Openness and reform under the shadow of danger
Ian Chong turns his gaze away from Singapore, where this rhetoric hasn't yet been laughed out of society, to 1987 where authoritarian regimes in Taiwan and Korea ended several long-held taboos to free up political discourse and democratic participation. It is worth noting these measures did not lead to riots in the streets or the fall of South Korea or Taiwan, or even the ruling parties governing them. Roh Tae-woo succeeded Chun, while Chiang Ching-kuo's anointed successor, Lee Teng-hui, became president.
Chong argues what had changed was a recognition at the top that society had outpaced the state's ability to regulate its politics. Society had become so complex with multitudinous identities and loyalties, that anyone at any one time could be in a minority—and that the best path forward was to let people negotiate, compromise, and negotiate their rights, recognition, roles and responsibility in a more democratic mechanism.
Chong did not provide economic and social indicators comparing the trajectories of Singapore, South Korea, and Taiwan post-1987. The trade-off might actually have paid off handsomely.

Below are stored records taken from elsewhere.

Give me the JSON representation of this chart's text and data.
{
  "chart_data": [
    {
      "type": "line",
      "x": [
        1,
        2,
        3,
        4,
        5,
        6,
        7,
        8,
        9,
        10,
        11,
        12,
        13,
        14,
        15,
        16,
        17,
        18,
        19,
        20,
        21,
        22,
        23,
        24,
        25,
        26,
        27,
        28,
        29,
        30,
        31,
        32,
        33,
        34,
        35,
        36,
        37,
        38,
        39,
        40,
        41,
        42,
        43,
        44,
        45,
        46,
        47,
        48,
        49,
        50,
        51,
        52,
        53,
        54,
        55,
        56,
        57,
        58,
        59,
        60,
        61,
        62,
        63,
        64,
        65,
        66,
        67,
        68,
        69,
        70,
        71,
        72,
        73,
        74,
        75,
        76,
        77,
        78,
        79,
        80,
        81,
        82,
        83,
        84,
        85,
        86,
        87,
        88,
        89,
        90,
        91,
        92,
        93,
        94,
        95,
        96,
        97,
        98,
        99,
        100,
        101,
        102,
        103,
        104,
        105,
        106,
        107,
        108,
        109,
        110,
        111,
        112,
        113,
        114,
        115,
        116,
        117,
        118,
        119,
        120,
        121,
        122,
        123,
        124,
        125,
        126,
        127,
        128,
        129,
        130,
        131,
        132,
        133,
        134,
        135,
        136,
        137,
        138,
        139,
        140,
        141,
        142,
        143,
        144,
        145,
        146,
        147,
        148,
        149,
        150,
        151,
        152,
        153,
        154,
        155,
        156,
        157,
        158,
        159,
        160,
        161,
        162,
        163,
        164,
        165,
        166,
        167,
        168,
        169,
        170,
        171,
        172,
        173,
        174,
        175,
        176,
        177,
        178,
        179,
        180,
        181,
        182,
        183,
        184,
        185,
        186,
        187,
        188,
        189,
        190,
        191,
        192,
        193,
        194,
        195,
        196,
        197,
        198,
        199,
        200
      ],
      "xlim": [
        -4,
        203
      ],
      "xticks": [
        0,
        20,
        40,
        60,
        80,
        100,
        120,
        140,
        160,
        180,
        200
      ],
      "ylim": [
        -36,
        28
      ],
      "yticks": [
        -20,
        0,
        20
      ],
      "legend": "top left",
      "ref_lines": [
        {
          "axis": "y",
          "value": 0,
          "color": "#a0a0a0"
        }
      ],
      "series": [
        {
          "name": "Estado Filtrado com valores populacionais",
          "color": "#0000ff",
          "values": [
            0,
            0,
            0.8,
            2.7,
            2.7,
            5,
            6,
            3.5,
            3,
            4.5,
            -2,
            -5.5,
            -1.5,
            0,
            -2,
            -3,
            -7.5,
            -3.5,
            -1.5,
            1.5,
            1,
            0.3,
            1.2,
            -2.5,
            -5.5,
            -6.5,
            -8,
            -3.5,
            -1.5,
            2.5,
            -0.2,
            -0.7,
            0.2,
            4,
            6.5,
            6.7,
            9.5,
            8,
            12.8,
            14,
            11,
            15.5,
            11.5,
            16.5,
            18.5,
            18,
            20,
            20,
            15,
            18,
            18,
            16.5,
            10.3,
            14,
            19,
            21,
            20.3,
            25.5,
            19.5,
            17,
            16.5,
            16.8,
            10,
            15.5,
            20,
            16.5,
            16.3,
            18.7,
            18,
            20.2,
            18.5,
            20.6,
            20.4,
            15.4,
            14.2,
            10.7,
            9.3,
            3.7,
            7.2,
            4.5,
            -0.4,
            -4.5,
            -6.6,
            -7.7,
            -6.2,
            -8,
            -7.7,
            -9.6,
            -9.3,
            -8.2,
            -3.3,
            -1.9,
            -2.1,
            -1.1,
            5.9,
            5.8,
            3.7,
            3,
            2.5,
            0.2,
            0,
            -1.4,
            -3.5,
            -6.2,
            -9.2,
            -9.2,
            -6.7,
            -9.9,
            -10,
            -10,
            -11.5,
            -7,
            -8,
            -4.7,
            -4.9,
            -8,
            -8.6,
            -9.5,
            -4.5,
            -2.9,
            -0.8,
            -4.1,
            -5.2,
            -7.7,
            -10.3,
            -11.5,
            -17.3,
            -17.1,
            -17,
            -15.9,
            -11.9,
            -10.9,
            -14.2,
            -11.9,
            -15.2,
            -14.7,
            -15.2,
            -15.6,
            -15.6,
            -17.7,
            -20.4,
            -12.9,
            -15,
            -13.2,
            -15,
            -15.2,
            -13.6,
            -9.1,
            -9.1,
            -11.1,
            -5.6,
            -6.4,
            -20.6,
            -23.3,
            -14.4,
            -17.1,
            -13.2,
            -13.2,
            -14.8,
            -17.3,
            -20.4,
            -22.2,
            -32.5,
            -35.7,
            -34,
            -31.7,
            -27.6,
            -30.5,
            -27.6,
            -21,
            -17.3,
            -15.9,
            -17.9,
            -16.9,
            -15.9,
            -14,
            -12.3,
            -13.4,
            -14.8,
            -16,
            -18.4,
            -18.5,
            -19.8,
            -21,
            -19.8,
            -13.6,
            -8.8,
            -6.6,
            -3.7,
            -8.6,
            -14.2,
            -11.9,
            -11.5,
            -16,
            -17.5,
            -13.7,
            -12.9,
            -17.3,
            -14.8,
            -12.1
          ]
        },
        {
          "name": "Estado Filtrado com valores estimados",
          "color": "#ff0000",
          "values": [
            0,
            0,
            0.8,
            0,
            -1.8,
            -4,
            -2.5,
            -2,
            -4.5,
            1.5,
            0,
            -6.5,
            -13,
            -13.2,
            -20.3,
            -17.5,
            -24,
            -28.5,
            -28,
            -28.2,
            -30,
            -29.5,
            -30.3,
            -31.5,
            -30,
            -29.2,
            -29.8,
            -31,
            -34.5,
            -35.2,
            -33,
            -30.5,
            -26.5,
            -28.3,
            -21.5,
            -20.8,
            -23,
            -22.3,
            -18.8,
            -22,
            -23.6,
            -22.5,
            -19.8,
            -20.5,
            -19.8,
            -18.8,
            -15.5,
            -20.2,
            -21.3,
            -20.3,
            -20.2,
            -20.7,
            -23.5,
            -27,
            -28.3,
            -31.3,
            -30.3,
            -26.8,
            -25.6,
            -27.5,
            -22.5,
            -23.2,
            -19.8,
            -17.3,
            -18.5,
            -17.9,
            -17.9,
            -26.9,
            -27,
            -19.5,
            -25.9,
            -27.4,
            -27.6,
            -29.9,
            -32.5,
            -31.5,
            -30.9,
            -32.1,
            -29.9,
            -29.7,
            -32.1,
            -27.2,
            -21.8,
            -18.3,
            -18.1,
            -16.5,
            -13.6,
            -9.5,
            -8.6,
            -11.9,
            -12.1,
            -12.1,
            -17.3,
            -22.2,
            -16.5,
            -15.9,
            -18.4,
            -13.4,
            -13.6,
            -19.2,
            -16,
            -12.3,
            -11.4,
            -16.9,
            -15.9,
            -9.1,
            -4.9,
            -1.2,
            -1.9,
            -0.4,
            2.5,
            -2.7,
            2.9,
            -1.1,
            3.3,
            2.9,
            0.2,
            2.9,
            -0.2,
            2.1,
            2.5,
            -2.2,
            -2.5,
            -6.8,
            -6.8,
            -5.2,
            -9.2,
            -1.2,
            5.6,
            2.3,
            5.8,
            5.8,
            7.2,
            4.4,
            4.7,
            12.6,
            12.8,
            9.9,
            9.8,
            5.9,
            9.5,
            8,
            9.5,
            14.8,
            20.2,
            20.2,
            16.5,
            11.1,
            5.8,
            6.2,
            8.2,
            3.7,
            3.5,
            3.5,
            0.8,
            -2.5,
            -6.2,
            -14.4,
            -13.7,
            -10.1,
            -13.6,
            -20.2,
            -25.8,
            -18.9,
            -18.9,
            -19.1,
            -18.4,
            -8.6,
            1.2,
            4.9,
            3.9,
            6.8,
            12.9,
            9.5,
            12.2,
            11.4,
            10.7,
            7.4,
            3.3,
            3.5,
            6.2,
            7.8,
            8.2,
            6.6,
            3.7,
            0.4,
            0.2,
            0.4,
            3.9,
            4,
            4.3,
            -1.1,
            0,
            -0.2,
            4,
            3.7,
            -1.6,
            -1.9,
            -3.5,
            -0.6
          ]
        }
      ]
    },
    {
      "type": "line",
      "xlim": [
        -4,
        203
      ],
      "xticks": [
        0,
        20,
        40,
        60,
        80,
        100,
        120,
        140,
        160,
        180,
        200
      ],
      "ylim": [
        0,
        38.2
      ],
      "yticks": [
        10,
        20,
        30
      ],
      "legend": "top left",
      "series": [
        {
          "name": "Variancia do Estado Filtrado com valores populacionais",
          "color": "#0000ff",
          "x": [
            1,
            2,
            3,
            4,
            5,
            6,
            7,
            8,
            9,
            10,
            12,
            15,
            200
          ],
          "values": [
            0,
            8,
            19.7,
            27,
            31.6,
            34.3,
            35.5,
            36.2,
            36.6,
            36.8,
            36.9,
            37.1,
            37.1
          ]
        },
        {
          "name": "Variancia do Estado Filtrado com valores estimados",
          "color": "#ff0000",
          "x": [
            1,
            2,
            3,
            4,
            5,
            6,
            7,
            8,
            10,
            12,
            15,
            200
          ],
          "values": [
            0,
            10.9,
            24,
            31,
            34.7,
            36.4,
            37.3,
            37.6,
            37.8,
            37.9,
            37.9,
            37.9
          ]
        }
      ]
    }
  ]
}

|Lucius Sulla seized dictatorial powers, reformed the Roman constitution|
then stepped down voluntarily.
Rethinking racial categories
Laavanya Kathiravelu recycles the keynote presentation she gave at the Singapore Heritage Society's Anatomy of a Riot seminar in September 2014. Which is resembles nothing like the writeup for Living With Myths VIII. But we'll deal with the presentation she gave, not the presentation she promised.
From her anthropological research on migrant labourers in Singapore, Kathiravelu magically takes aim at the nation-state's "CMIO model", even though their identities as migrant labourers here are shaped by both ethnicity and class. She shows powerpoint slides of recent controversies in ethnic relations (the Little India riot, STOMP complaints, etc) and presumes they are self-explanatory, and embody all that is wrong with the CMIO model, which somehow is the root of everyday racism in Singapore.
Yet listening to her speak, it is unclear if she even knows whether it is the act of classification, the inadequate description of finer, more sophisticated ethnic identities, or the very fact that master identities in Singapore are ethnically based that is her bugbear aside from her conviction that racism is bad; and it's all CMIO's fault.
Even the academic audience had fun with her unpresentation at the Q&A, where several postgraduate researchers suggested other readings of recent controversies, including the class divide, the growing disconnect between global migration and local identity, or even neocolonialism. Kathiravelu was unable to respond in a meaningful way, ironically privileging race discourse instead of rethinking it. Those interested in actually knowing about what the CMIO model really means and why it's a Bad Thing and inadequate for a modern Singapore may consult Nirmala PuruShotam's Negotiating Language, Constructing Race.
Innovation: smart nation, technology, and governance in Singapore
Arthur Chia's presentation is commendable; it is a close reading of state rhetoric from the past 3 decades on technology and innovation. He proves that it's never been about technology or innovation per se, but about attempts to define and demarcate Singapore's place in a globalising economy using the preferred frames of reference of its managerial elites on one hand, and on the other, to buttress the ruling party's technocratic, meritocratic virtues and hence right to rule.
Chia's presentation was so circumscribed to proving this point, we almost suspect the paper he's currently researching and writing on this topic has far more to say, such as correlating each attempt at reinventing technocratic discourse to earlier failed attempts at climbing the tech/innovation/productivity ladder. We wish him best of luck, and hopefully a return to the Living with Myths seminar before the end of the series.